In the 2016 presidential election Donald Trump won Wisconsin by about 22,000 votes. Much analysis has been done as to why Hillary Clinton lost Wisconsin, but most Democrats have agreed that one of the main causes for this surprising loss was the existence of a strict voter I.D. law that kept many Democrats from voting.
And now something even more surprising has happened: a top Republican official in Wisconsin has publicly stated his opinion that it was indeed the voter I.D. law that caused Trump to win Wisconsin’s 10 electoral votes.
The voter I.D. law went into effect in 2016, requiring that before voting people must show at least one form of government-issued photo identification to vote.
“We battled to get voter I.D. on the ballot for the November ’16 election,” said Wisconsin Attorney General Brad Schimel on a conservative radio show. “How many of your listeners really honestly are sure that Sen. [Ron] Johnson was going to win reelection or President Trump was going to win Wisconsin if we didn’t have voter I.D. to keep Wisconsin’s elections clean and honest and have integrity?”
In a story last year, Mother Jones reported that the voter I.D. law kept so many Democrats from voting that it probably gave the state to Trump. In 2014 a federal court stated that 9 percent of registered voters in Wisconsin didn’t have the photo I.D. they needed to cast votes. They concluded that about 45,000 voters statewide didn’t vote because of the law, most of them Democrats. This is more than twice Trump’s 2016 margin of victory in Wisconsin.
One insight into Republican motivations for supporting the I.D. law (which was defended in court by Schimel) is shown by this statistic: African American voters were three times as likely as whites to say they could not vote because of the I.D. law.
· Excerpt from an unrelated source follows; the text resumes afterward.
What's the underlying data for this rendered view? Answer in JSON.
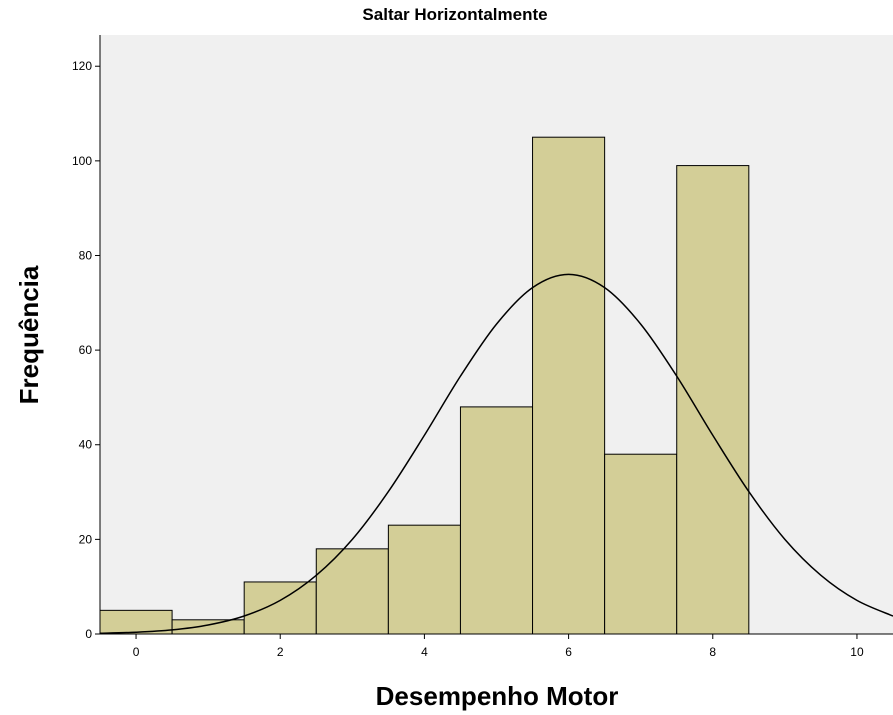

And African Americans in Wisconsin favored Hillary Clinton over Trump by an 88-to-8 margin.
Neil Albrecht, the executive director of the Milwaukee Election Commission, agreed that the voter I.D. law likely caused Trump to win. “It is very probable that between the photo I.D. law and the changes to voter registration, enough people were prevented from voting to have changed the outcome of the presidential election in Wisconsin,” he said.
Though Schimel said the I.D. law was needed to “keep Wisconsin’s elections clean and honest,” he was not able to show in court even one case of voter fraud or voter impersonation. This proves that the law did not solve a real problem, but was intended only to keep Democrats from voting.
And since the voter I.D. law is still on the books, it will affect the 2018 elections in Wisconsin. This means it will help both Schimel and Wisconsin Gov. Scott Walker as they run for re-election.
If they win, they will no doubt take comfort in the fact that their unconstitutional voter-suppression scheme once again worked to stifle democracy in Wisconsin.